Logo Assembly Logo Hemicycle

Arménie : les rapporteurs sont préoccupés par le niveau élevé de tensions entre les institutions

« Nous observons avec grande préoccupation le haut niveau de tension entre deux institutions de l’État en Arménie, le Bureau du Premier ministre et la Présidence de la Cour constitutionnelle », ont déclaré les corapporteurs de l’Assemblée parlementaire du Conseil de l’Europe pour le suivi de l’Arménie, Andrej Šircelj (Slovénie, PPE/DC) et Kimmo Kiljunen (Finlande, SOC).

« L’équilibre des pouvoirs est essentiel dans tout système démocratique. Cela signifie que toutes les institutions doivent agir dans le respect de la primauté du droit ; ce respect doit se refléter dans leurs actes et dans leurs paroles, y compris en ce qui concerne le principe de la présomption d’innocence. Lorsque les institutions n’appliquent pas ces principes dans les relations qu’elles entretiennent entre elles, elles se discréditent et se nuisent mutuellement. C’est pourquoi nous nous inquiétons de ce que ces tensions, qui ont atteint un niveau sans précédent, puissent durablement porter atteinte à l’autorité judiciaire dans son ensemble, autorité à l’égard de laquelle la confiance est déjà très faible », ont-ils déclaré.

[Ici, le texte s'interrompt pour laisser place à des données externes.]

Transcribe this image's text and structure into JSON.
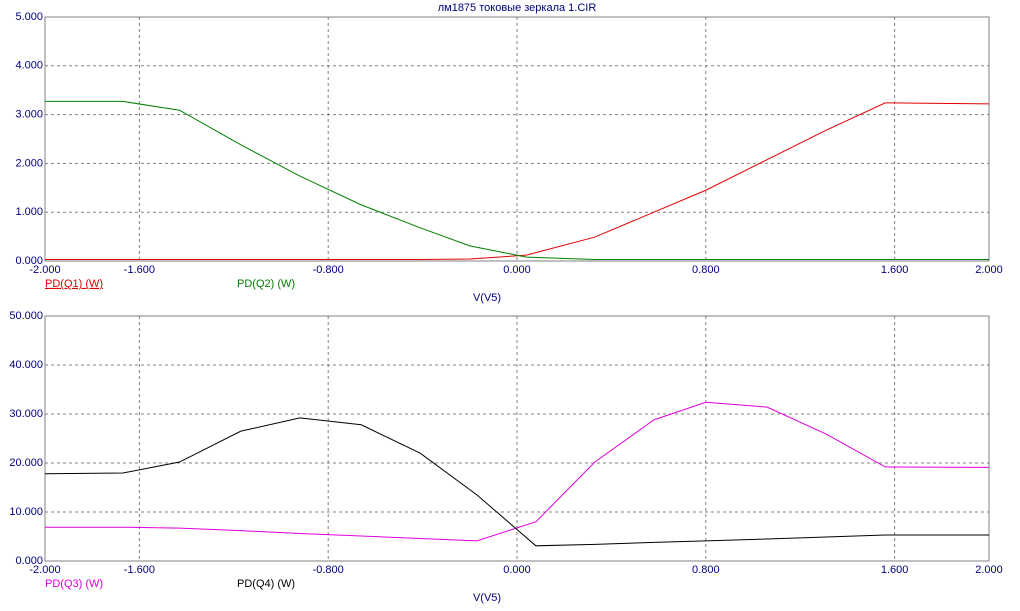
{
  "chart_data": [
    {
      "type": "line",
      "title": "лм1875 токовые зеркала 1.CIR",
      "x_label": "V(V5)",
      "grid": true,
      "x": [
        -2,
        -1.67,
        -1.43,
        -1.17,
        -0.92,
        -0.66,
        -0.41,
        -0.2,
        0.04,
        0.33,
        0.8,
        1.31,
        1.56,
        2
      ],
      "series": [
        {
          "name": "PD(Q1) (W)",
          "color": "#e00000",
          "values": [
            0.03,
            0.03,
            0.03,
            0.03,
            0.03,
            0.03,
            0.03,
            0.04,
            0.12,
            0.49,
            1.45,
            2.68,
            3.24,
            3.22
          ]
        },
        {
          "name": "PD(Q2) (W)",
          "color": "#008000",
          "values": [
            3.27,
            3.27,
            3.09,
            2.38,
            1.74,
            1.15,
            0.68,
            0.31,
            0.08,
            0.03,
            0.03,
            0.03,
            0.03,
            0.03
          ]
        }
      ],
      "xlim": [
        -2,
        2
      ],
      "xticks": [
        {
          "value": -2,
          "label": "-2.000"
        },
        {
          "value": -1.6,
          "label": "-1.600"
        },
        {
          "value": -0.8,
          "label": "-0.800"
        },
        {
          "value": 0,
          "label": "0.000"
        },
        {
          "value": 0.8,
          "label": "0.800"
        },
        {
          "value": 1.6,
          "label": "1.600"
        },
        {
          "value": 2,
          "label": "2.000"
        }
      ],
      "ylim": [
        0,
        5
      ],
      "yticks": [
        {
          "value": 0,
          "label": "0.000"
        },
        {
          "value": 1,
          "label": "1.000"
        },
        {
          "value": 2,
          "label": "2.000"
        },
        {
          "value": 3,
          "label": "3.000"
        },
        {
          "value": 4,
          "label": "4.000"
        },
        {
          "value": 5,
          "label": "5.000"
        }
      ]
    },
    {
      "type": "line",
      "x_label": "V(V5)",
      "grid": true,
      "x": [
        -2,
        -1.67,
        -1.43,
        -1.17,
        -0.92,
        -0.66,
        -0.41,
        -0.17,
        0.08,
        0.33,
        0.58,
        0.8,
        1.06,
        1.31,
        1.56,
        2
      ],
      "series": [
        {
          "name": "PD(Q3) (W)",
          "color": "#e000e0",
          "values": [
            6.9,
            6.9,
            6.7,
            6.2,
            5.6,
            5.1,
            4.6,
            4.1,
            8.0,
            20.2,
            28.8,
            32.4,
            31.4,
            25.9,
            19.2,
            19.1
          ]
        },
        {
          "name": "PD(Q4) (W)",
          "color": "#000000",
          "values": [
            17.8,
            17.96,
            20.2,
            26.5,
            29.2,
            27.8,
            22.0,
            13.5,
            3.1,
            3.4,
            3.8,
            4.1,
            4.5,
            4.9,
            5.3,
            5.3
          ]
        }
      ],
      "xlim": [
        -2,
        2
      ],
      "xticks": [
        {
          "value": -2,
          "label": "-2.000"
        },
        {
          "value": -1.6,
          "label": "-1.600"
        },
        {
          "value": -0.8,
          "label": "-0.800"
        },
        {
          "value": 0,
          "label": "0.000"
        },
        {
          "value": 0.8,
          "label": "0.800"
        },
        {
          "value": 1.6,
          "label": "1.600"
        },
        {
          "value": 2,
          "label": "2.000"
        }
      ],
      "ylim": [
        0,
        50
      ],
      "yticks": [
        {
          "value": 0,
          "label": "0.000"
        },
        {
          "value": 10,
          "label": "10.000"
        },
        {
          "value": 20,
          "label": "20.000"
        },
        {
          "value": 30,
          "label": "30.000"
        },
        {
          "value": 40,
          "label": "40.000"
        },
        {
          "value": 50,
          "label": "50.000"
        }
      ]
    }
  ]
}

« Jusqu’à présent, le Gouvernement et le Parlement ont respecté les procédures légales pour résoudre le problème. En outre, les autorités ont sollicité l’avis de la Commission de Venise sur le mécanisme de retraite anticipée des juges de la Cour constitutionnelle. La Commission de Venise a souligné que, selon les normes européennes, la retraite anticipée devait être un acte strictement volontaire et que ce principe devait être respecté. En tant que corapporteurs, nous veillerons de près à ce que les autorités arméniennes continuent d’agir en ce sens, même si l’objectif du mécanisme, qui vise à faire respecter l’esprit de la révision constitutionnelle de 2015, semble légitime », ont-ils ajouté.

« Nous avons déjà souligné que les acteurs politiques doivent s’abstenir d’actions et de déclarations qui pourraient être perçues comme exerçant une pression sur le pouvoir judiciaire. En outre, nous appelons toutes les parties à l’apaisement », ont déclaré les corapporteurs.

« Enfin, ces tensions ne doivent pas faire oublier le besoin de réformes en Arménie, qu’il s’agisse des réformes en préparation ou de celles qui ont déjà été lancées dans de nombreux domaines qui intéressent le Conseil de l’Europe », ont-ils suggéré.